Schering-Plough reported wider losses in the fourth quarter of 2004 – coming in at some $856 million dollars in the red, versus last year’s $181 million loss [[27/01/04b]], as the company took an $807 million tax provision during the three months, which relates to recently enacted US legislation, allowing companies to repatriate funds held by foreign subsidiaries to the US at a much-reduced tax rate. However, sales for the period rose a not insignificant 12% to $2.2 billion, including a favourable currency exchange rate, and the firm’s recently announced marketing alliance with Bayer, which contributed $91 million [[13/09/04b]].
Global prescription drug revenues, excluding the cholesterol products, Vytorin (ezetimibe/simvastatin) and Zetia (ezetimibe) marketed together with Merck & Co, climbed 15% to $1.7 billion. The brain cancer treatment, Temodar (temozolamide), rose 72% in the quarter to $150 million, while the anti-inflammatory, Remicade (infliximab), was up 33% to $212 million and the oncology agent, Caelyx (pegylated liposomal doxorubicin), climbed 25% to $40 million. The allergyproducts, Clarinex (desloratadine) and Nasonex (mometasone), rose 22% to $162 million and 10% to $145 million respectively. On a slightly darker note, the hepatitis C products continued to see declining sales as a result of increasing competition – Peg-Intron (eginterferon alfa-2b) was down 15% to $138 million and Rebetol (ribavirin) sank 51% to $49 million.

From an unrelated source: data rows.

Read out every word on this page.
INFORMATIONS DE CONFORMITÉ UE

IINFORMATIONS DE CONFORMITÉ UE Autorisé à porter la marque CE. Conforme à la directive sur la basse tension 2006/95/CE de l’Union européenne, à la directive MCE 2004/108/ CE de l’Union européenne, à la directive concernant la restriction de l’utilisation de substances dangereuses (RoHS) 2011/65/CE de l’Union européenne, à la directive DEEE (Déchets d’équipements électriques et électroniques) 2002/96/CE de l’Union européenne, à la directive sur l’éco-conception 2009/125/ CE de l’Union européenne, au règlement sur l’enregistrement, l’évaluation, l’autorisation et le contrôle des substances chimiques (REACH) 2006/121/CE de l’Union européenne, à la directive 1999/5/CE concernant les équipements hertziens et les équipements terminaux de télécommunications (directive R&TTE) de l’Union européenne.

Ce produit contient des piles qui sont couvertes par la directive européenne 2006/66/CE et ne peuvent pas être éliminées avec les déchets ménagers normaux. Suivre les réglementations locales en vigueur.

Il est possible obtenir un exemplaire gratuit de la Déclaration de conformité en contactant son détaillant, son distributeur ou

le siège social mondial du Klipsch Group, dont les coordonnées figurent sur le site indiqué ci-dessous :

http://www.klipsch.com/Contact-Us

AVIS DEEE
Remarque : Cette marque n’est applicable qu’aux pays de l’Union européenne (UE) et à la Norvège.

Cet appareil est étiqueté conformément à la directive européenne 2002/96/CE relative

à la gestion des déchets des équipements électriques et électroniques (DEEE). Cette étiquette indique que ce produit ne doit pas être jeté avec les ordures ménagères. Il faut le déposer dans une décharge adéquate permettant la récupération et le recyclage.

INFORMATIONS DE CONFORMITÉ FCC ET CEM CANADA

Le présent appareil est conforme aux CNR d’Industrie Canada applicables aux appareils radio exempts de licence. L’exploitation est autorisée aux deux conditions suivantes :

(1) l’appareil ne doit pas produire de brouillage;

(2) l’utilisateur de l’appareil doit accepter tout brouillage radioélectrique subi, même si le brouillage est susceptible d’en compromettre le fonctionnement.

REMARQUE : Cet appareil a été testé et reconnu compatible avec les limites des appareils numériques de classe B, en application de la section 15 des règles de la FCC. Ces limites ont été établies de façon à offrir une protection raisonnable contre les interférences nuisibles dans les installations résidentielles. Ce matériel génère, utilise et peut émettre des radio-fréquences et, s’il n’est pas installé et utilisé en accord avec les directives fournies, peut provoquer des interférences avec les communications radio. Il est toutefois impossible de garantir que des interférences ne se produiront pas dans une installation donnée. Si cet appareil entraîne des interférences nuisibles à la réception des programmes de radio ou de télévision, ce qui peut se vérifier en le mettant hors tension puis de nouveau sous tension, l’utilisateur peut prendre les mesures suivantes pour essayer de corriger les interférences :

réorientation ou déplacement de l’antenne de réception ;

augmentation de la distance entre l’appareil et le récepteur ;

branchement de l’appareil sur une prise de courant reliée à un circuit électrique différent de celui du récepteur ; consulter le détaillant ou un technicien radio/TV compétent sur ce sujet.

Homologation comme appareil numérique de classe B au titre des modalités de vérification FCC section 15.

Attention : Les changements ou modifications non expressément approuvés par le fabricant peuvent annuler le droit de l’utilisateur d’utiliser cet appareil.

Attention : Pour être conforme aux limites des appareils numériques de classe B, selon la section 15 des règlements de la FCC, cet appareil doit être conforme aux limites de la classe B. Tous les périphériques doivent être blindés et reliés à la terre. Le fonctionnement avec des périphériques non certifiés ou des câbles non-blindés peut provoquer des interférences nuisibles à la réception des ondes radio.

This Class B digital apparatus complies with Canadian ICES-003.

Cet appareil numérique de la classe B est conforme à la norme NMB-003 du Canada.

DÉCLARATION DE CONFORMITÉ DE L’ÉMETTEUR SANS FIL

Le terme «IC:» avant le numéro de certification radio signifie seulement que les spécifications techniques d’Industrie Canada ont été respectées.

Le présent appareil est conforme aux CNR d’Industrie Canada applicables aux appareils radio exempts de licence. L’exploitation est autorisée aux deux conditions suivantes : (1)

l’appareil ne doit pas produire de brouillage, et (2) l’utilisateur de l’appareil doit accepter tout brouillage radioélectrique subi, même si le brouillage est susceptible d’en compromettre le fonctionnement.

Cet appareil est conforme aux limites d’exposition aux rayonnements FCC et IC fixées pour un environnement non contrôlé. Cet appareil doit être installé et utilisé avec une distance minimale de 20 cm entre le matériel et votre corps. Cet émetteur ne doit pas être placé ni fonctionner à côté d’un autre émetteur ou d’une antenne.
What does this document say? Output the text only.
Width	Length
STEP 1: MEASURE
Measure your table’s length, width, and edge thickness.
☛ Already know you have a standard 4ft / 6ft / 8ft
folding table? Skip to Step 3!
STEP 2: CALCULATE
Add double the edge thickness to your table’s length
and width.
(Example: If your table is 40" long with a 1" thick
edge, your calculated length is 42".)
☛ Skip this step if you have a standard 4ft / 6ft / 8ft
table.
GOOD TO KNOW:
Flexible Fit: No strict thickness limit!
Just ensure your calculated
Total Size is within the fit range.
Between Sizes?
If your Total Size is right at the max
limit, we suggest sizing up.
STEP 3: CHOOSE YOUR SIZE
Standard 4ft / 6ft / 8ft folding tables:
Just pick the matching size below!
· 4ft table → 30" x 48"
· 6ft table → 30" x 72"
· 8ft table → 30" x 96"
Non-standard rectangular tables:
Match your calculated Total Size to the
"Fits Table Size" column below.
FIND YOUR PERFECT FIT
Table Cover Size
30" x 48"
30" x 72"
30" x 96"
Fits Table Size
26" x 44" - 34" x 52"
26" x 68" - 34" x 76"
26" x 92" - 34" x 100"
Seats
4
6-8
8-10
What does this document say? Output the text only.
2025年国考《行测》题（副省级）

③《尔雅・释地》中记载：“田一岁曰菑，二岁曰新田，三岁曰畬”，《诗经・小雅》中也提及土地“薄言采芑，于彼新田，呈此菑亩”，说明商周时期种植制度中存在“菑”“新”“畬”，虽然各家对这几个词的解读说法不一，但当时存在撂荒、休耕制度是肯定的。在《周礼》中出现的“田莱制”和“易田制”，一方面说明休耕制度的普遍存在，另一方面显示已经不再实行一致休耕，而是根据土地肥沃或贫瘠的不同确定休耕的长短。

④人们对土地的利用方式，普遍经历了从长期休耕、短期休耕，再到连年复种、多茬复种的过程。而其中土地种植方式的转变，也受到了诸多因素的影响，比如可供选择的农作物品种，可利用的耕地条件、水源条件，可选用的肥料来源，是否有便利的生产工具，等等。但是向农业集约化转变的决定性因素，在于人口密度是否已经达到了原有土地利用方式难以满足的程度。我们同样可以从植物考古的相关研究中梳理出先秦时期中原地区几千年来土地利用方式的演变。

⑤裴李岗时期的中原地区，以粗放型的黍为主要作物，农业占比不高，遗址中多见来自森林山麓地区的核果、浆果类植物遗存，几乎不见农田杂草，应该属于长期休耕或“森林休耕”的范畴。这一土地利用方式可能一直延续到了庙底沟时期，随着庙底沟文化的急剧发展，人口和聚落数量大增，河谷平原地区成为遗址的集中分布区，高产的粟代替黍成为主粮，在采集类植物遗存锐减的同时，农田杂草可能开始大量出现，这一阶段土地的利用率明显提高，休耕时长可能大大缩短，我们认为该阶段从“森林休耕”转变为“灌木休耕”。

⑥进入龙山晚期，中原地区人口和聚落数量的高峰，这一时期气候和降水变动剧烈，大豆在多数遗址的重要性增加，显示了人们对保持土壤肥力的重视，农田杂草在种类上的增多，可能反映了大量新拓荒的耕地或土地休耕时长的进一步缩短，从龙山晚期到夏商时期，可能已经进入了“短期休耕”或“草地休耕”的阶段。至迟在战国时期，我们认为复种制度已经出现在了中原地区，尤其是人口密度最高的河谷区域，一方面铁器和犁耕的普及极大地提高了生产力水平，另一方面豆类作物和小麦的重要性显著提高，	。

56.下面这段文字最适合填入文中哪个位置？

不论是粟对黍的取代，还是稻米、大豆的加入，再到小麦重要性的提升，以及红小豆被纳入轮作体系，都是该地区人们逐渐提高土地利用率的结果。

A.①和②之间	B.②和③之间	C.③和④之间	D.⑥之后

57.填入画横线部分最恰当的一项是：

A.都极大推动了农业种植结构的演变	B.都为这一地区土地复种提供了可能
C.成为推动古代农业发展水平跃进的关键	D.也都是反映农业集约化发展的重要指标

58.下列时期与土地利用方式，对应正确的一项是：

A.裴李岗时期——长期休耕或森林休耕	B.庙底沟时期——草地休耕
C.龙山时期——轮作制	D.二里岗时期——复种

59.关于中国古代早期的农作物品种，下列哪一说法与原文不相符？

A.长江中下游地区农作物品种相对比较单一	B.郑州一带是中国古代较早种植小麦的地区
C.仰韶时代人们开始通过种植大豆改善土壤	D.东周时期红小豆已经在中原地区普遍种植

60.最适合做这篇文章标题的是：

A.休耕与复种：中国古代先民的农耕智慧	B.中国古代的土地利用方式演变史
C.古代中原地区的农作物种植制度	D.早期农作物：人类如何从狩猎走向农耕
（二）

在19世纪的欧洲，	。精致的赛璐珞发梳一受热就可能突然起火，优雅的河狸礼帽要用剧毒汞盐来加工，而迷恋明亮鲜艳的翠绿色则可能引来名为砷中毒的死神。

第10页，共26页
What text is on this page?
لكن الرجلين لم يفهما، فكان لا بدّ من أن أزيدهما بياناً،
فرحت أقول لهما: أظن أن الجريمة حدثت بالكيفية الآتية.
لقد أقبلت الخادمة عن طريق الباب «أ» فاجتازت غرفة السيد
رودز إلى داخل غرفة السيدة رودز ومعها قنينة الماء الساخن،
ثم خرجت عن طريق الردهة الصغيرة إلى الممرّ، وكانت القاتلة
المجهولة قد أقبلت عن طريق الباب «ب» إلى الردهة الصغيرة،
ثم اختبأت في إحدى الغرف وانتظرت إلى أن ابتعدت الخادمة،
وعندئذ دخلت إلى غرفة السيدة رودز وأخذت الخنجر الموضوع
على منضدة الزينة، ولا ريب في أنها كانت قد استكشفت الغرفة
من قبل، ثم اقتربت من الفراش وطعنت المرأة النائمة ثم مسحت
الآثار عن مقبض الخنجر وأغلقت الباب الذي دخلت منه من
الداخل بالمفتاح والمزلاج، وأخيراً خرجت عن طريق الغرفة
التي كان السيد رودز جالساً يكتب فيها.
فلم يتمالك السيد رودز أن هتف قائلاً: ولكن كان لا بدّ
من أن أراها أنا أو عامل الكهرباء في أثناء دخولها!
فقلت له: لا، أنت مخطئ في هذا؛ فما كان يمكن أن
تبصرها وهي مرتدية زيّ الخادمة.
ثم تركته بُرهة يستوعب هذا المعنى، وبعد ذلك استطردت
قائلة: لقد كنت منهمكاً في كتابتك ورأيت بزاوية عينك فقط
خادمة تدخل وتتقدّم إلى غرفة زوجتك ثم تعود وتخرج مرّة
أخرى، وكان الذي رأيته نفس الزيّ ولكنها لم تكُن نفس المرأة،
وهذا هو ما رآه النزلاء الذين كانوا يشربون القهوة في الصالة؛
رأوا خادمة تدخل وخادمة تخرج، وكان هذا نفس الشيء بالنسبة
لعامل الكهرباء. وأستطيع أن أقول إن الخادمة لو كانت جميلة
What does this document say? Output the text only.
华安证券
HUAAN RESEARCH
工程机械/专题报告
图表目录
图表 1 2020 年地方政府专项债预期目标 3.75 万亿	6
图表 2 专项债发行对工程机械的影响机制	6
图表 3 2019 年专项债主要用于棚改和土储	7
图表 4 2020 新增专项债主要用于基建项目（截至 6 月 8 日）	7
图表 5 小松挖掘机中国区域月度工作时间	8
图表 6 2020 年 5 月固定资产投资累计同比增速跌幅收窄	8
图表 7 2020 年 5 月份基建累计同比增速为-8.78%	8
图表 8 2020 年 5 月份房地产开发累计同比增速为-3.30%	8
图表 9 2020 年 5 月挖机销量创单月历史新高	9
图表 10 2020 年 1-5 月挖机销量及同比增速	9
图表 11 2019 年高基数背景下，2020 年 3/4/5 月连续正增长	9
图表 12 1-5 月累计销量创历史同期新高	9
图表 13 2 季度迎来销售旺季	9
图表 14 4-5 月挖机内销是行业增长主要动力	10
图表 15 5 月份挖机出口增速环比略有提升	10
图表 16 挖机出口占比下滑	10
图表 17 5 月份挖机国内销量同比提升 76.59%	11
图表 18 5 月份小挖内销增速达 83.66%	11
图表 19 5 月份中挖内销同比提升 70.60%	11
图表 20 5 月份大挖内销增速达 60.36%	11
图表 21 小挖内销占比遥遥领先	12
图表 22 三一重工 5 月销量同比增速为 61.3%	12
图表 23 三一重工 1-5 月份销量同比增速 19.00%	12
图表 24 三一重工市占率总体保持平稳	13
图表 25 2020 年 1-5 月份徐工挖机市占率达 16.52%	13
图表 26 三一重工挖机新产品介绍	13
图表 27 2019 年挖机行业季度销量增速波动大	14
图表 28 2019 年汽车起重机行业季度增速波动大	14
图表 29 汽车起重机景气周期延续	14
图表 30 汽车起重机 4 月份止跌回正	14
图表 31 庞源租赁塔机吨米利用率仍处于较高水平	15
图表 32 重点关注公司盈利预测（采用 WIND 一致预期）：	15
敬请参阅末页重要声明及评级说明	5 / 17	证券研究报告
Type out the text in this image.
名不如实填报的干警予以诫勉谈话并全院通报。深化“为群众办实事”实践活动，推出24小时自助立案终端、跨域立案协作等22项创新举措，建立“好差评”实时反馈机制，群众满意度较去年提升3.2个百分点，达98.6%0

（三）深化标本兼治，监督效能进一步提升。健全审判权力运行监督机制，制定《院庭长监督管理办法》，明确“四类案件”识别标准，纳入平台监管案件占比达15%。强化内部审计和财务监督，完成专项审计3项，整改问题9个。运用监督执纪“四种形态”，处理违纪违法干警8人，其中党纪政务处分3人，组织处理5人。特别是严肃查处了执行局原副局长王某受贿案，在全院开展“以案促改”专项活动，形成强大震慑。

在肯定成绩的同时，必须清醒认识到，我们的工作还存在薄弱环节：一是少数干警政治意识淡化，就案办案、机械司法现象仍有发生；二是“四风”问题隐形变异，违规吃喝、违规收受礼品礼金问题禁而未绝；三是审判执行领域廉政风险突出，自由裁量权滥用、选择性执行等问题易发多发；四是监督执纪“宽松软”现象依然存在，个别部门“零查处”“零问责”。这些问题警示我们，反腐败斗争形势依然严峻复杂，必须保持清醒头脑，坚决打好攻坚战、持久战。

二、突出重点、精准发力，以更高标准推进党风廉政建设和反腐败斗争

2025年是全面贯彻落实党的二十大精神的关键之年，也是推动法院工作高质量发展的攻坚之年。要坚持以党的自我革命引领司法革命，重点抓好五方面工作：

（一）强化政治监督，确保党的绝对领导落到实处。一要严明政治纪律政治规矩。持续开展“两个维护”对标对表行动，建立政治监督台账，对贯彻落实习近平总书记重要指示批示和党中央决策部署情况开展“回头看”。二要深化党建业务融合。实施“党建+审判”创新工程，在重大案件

“During 2004, we did what we said we would do,” said Fred Hassan, the firm’s chairman and chief executive. “We go into 2005 with much accomplished and still much work ahead… We continue to anticipate beginning a turnaround later this year.” The company says it has made much progress on its action agenda, which aims to turn the once-troubled firm around, and is seeing the beginnings of top-line growth, adding that Vytorin and Zetia are now at the centre of this turnaround, with annual sales in excess of $1 billion.